Ein Kern der Arbeit von Max Schreier sind Kunstwerke, die auf dem Grat zwischen Poesie und Alltag balancieren. Bahnen wärmeempfindlichen Faxpapiers werden mit einer Glühbirne bemalt und vermählen die große Geste des Abstrakten Expressionismus mit einer buchstäblich leichten Idee freier künstlerischer Bewegung und Performance (Wand, 2006). Schwarzes Loch (AB/0), (2006) besteht aus einer bedruckten Metallscheibe, die ein extatisches, mit großen Steinen werfendes Kind zeigt. In Derry? Gaza-Stadt? In der Mitte des Wandtellers ist ein kleiner Glücksbringer angebracht, der sich langsam im Uhrzeigersinn dreht. Die Scheibe bewegt sich fast unmerklich durch das Pendel des Uhrwerks getrieben.
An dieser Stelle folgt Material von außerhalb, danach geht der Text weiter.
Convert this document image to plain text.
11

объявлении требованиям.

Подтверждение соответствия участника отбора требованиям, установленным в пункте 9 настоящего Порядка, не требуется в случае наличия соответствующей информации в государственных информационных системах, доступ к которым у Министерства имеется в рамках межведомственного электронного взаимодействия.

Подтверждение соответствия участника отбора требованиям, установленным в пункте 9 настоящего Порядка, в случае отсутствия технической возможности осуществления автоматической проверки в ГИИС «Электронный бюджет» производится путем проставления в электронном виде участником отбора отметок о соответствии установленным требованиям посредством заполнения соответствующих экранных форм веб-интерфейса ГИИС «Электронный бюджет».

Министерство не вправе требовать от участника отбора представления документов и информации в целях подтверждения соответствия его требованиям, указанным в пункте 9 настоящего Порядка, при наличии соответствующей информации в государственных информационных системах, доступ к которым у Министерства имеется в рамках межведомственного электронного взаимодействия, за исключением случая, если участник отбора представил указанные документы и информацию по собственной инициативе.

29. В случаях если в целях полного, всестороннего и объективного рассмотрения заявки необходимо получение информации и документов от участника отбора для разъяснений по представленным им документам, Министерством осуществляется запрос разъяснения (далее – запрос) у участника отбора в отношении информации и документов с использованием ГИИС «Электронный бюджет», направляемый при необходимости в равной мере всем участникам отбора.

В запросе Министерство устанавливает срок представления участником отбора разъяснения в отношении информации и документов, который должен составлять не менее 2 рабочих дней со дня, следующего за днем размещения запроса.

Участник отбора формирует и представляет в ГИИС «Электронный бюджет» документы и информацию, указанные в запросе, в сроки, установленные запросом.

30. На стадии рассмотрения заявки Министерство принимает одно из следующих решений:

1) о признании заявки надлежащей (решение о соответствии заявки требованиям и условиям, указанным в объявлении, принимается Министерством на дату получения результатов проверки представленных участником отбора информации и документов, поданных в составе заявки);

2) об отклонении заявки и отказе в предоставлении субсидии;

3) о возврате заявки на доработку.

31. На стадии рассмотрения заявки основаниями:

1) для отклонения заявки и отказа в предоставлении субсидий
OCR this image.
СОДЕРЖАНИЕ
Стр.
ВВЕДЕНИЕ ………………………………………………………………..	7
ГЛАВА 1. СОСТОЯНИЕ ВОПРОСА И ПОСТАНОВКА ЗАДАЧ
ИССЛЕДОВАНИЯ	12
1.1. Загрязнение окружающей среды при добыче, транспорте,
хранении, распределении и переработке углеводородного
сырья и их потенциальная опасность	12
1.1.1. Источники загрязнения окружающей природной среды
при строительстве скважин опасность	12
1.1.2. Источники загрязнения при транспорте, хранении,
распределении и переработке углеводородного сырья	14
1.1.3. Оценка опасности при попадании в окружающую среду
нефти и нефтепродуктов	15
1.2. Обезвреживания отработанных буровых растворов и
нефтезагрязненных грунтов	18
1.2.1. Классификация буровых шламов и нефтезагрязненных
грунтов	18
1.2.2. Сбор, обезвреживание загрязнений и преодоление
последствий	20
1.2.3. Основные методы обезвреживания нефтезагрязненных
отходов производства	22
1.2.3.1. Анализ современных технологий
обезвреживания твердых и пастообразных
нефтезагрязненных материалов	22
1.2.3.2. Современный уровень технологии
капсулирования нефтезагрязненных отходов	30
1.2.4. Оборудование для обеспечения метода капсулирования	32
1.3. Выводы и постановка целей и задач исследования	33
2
Mindestens genauso wichtig wie kunsthistorische oder gesellschaftspolitische Bezüge sind für Max Schreiers Arbeiten die Personen, in deren Umfeld seine Kunst ensteht. So kann eine in lebhafter nächtlicher Debatte bezeichnete Papiertischdecke gleichzeitig als Dokument wie auch als autonome Zeichnung stehen (Würgeengel, 2005). Verschiedene Fußabstreifer aller sozialer Klientel ergeben ein monumentales Bild (1301, 2006), das Bild eines Busses findet seinen Rahmen im Fenster eines Briefumschlages, der aus einer alten Landkarte geschnitten ist (Tätowierung, 2006).

Hier sind überdies die beiden Felder angesprochen, die neben der Produktion von Kunst das Werk von Max Schreier bestimmen: das Reisen und das Sammeln. Max Schreier hat halb Europa bereist und Künstler, ebenso wie Kunstwerke begleitet, die im WHEELY, einer mobilen Ausstellungsplattform oder auch an anderen Orten inner- und außerhalb des Kunstkuchens gezeigt wurden. Solche Gigs stehen gleichberechtigt neben Gruppenausstellungen, wie im November 2005 re_escape in Hamburg, seiner ersten Ausstellungsbeteiligung. Sie funktionieren über die Vermittlungsidee einer Ausstellung hinaus als Archiv und Sammlung der Werke von Freunden und Weggefährten.

Überhaupt sind es die Zusammenarbeiten, die das Wesen von Max Schreier am deutlichsten kennzeichnen: Sie beschränken sich nicht auf die Konstitution des Künstler-Ichs Max Schreier und die Kooperation mit befreundeten und geschätzten Kollegen in verschiedenen Aufführungs- und Ausstellungsformaten. Max Schreier greift weit über den Horizont der sogenannten Szene hinaus und knüpft so ein Netzwerk, das weniger mit Protektionismus zu tun hat, sondern vielmehr mit Empathie.

So verteilte Schreier während der Wheely-Tour 2006 eine Handlungsanweisung an Besucher und Mitwirkende, die, kurz gesagt, um eine schriftliche oder zeichnerische Dokumentation eines Ortes bat, an dem für den Betreffenden “die Welt in Ordnung scheint”. Anhand der so gesammelten mindmaps, Zeichnungen und Texte erstellte Schreier dann unbeschriebene Postkarten die er in Briefen an die Besucher, die auf seine Bitte eingingen und ihre Adresse hinterließen schickte. Andere Handlungsanweisungen laden zum Essen ein und dazu, neben Genuss und freundschaftlichem Umgang auch an “mögliche Unmöglichkeiten” zu erinnern. Die Briefe der Partizipienten und die Antworten Schreiers füllen mittlerweile Ordner. Jeder einzelne Kontakt steht für ein Stück zusammen zurückgelegten Weges.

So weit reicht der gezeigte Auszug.